Besides genetic adaptation, humans, as well as other organisms, have alternative ways to respond to environmental pressures. In this context, epigenetic variation, including histone modifications, RNA-based mechanisms and DNA methylation, plays a crucial role at the interface between the environment and the genome [22]. DNA methylation is perhaps the best understood component of the epigenetic machinery [23], and can be affected by inherited DNA sequence variation and environmental factors, such as nutrition, toxic pollutants and social environment. DNA methylation differences exist between major ethnic groups, highlighting the potential contribution of epigenetic modifications to phenotypic variation, including physical appearance, drug metabolism, sensory perception, and disease susceptibility [24]. These studies have also shown that DNA methylation differences between populations result from a combination of differences in allele frequencies of genetic variants associated with DNA methylation variation (methylation quantitative trait loci, meQTL) and gene–environment (G × E) interactions.
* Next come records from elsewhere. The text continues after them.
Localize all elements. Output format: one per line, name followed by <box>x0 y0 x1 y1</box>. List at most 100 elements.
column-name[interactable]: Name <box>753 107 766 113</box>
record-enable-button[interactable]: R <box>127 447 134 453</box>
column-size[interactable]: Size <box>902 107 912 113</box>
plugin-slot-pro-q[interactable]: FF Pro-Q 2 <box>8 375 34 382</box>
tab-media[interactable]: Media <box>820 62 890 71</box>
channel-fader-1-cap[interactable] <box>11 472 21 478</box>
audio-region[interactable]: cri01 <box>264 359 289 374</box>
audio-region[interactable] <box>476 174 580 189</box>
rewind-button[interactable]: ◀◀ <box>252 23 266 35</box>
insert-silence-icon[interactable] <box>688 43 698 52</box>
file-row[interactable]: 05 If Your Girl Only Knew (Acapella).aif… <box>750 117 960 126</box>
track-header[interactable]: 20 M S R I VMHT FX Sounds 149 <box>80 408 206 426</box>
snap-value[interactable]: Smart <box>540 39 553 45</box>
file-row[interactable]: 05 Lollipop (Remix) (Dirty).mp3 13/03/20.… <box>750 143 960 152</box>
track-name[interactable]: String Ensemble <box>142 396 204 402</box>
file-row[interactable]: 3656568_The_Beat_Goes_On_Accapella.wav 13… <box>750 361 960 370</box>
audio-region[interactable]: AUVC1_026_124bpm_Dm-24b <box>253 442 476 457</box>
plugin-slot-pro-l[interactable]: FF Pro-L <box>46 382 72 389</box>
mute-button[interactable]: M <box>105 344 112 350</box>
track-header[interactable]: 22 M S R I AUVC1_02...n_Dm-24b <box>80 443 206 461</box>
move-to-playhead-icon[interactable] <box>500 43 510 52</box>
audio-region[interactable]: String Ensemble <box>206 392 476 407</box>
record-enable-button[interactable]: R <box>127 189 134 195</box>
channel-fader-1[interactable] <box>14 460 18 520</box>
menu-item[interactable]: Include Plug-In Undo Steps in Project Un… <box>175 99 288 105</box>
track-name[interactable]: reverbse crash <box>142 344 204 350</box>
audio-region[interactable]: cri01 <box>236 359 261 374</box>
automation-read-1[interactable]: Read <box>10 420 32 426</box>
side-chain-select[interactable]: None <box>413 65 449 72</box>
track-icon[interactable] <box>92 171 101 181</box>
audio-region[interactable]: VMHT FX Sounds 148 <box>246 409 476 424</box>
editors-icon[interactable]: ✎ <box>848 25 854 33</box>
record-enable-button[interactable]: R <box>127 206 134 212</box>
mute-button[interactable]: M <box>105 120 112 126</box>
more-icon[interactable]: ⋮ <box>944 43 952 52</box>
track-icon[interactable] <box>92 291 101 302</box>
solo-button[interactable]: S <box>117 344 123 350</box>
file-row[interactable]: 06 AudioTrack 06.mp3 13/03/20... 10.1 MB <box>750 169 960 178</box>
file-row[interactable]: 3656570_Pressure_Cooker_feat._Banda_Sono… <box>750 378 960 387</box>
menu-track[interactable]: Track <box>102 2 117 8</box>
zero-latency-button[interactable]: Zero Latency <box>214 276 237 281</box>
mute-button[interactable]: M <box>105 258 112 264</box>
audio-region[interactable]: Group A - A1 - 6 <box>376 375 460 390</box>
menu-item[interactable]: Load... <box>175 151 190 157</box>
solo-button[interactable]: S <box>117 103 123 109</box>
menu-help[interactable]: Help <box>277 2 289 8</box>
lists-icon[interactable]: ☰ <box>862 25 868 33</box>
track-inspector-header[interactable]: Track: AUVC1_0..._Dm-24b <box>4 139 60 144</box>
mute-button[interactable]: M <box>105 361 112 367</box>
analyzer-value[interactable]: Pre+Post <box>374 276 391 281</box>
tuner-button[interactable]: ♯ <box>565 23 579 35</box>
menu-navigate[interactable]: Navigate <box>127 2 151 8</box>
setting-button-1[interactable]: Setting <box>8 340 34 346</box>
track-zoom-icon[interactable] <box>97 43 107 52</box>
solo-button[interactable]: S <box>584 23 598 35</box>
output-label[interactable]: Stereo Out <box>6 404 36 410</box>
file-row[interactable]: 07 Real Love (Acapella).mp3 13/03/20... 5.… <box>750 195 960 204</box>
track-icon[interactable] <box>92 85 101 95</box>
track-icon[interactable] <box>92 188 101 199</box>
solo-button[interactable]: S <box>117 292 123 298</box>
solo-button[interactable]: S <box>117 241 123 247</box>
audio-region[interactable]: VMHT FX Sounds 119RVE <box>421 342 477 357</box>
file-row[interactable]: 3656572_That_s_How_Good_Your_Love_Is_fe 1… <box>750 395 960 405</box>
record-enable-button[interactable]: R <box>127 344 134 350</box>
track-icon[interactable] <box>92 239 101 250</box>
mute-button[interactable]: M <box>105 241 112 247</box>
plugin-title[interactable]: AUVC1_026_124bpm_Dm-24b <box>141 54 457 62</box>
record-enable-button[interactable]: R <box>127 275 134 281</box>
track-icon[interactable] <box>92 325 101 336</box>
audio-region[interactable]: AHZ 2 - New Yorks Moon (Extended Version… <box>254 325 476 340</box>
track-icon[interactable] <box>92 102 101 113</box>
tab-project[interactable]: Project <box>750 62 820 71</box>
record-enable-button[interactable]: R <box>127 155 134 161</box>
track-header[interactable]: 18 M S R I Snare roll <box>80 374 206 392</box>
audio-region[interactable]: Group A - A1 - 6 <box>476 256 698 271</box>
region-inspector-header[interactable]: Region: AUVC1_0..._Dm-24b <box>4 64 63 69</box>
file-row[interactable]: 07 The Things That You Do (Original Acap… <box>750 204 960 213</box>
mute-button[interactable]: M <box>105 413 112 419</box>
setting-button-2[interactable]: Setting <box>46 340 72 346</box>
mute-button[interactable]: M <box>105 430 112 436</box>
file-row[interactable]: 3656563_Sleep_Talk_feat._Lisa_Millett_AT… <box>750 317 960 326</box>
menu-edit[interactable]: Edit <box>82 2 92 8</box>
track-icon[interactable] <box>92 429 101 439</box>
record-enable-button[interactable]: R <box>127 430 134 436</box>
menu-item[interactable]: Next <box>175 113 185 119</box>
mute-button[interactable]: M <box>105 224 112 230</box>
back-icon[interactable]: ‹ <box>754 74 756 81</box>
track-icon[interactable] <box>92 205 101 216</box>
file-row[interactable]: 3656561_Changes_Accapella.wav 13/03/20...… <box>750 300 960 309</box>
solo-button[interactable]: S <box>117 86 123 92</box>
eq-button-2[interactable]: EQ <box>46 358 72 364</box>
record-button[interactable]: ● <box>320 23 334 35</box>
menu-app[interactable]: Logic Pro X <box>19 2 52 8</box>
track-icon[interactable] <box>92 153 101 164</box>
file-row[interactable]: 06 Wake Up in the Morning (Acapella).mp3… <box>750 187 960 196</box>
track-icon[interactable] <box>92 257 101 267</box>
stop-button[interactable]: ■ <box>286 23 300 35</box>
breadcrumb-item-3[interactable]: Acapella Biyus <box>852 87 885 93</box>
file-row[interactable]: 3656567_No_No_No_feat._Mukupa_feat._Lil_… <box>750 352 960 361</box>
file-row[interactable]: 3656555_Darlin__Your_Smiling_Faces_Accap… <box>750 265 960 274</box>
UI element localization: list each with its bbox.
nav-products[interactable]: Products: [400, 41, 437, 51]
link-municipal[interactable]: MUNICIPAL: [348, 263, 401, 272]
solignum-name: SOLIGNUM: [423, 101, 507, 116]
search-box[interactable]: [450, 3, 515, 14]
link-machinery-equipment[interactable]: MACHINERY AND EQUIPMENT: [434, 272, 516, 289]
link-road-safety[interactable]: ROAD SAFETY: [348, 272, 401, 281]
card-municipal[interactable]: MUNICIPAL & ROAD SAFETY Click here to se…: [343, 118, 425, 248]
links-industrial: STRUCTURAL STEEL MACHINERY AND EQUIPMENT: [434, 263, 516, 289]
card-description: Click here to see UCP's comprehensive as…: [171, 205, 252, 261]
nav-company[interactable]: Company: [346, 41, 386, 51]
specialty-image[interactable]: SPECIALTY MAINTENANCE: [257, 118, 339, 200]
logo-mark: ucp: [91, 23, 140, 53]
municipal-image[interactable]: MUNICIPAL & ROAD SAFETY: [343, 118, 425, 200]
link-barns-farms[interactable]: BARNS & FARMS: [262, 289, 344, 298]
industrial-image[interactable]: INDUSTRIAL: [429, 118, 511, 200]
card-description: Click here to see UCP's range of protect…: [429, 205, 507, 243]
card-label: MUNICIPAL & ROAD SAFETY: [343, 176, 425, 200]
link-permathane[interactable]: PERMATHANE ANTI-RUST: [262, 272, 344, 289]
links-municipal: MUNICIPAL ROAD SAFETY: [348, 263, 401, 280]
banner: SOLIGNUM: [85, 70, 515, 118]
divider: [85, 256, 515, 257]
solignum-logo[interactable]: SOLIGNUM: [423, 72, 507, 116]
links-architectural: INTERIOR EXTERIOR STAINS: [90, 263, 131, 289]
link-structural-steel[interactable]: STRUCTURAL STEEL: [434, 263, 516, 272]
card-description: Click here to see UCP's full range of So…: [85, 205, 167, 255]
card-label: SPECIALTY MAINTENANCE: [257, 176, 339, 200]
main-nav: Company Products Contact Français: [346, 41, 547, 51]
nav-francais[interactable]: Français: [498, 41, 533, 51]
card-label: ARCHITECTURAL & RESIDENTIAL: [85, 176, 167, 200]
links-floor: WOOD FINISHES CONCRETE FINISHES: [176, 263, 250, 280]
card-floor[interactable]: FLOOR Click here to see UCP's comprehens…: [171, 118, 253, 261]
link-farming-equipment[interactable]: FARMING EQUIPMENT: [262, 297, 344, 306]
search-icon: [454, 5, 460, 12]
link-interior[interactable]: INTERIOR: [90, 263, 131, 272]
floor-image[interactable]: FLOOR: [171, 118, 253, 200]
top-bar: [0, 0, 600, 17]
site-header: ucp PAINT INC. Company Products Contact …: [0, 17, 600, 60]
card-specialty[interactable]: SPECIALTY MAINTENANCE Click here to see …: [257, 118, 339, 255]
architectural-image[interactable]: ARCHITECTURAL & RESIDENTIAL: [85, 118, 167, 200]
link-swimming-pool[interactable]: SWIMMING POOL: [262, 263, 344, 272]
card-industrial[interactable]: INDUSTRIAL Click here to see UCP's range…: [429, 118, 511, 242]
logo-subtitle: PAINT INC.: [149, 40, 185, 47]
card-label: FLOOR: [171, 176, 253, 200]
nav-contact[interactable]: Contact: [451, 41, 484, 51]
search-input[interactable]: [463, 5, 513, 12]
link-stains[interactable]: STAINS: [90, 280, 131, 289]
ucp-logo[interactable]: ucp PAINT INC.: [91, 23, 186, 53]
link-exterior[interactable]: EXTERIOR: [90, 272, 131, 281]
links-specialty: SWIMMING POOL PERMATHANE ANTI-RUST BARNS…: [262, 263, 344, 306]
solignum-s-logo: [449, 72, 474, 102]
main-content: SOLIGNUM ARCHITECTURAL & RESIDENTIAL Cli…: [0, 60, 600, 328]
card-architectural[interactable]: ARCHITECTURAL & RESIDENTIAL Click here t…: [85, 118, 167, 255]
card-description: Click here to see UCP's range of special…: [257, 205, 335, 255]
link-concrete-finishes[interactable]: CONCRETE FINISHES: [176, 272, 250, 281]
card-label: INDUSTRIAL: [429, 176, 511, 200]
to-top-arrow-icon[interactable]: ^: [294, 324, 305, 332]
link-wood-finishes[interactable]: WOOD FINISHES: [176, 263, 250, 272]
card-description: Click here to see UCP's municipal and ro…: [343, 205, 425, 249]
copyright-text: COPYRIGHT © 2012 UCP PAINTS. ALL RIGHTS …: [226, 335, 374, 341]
Recent work has evaluated the impact that temporal changes in habitat and lifestyles, together with genetic diversity, have on epigenetic variation [25]. By comparing the genome-wide DNA methylation profiles of rainforest hunter-gatherers and sedentary farmers from Central Africa, it appears that methylation variation associated with recent changes in habitat (urban/rural vs. forest) mostly concerns immune functions, whereas that associated with historical lifestyle (farming vs. hunting and gathering) affects primarily developmental processes. Furthermore, DNA methylation changes that correlate with historical lifestyle show strong associations with genetic variants that, moreover, are enriched in signals of natural selection. All these studies increase our understanding of the relative impacts that population genetic variation and differences in lifestyles and ecologies have on the human epigenome, and illustrates the utility of DNA methylation as a marker to track variation in regulatory activity following environmental change.

Population genetic studies have collectively helped to delineate functionally important loci responsible for the genetic adaptation, or epigenetic responses, of human populations to environmental pressures and lifestyle transitions. Likewise, the investigation of how natural selection, in its different forms and intensities, has targeted particular genes and biological functions has proven a useful tool to inform the relationship between genetic diversity, adaptive phenotypes and disease, providing an indispensable complement to clinical and epidemiological genetic studies. Such multidisciplinary, integrative efforts are required to clarify the relationship between natural selection and disease and to improve our understanding of the evolutionary mechanisms accounting for the present-day disparities in disease susceptibility, resistance or progression observed, both at the individual and population levels.

The author declares that he has no competing interest.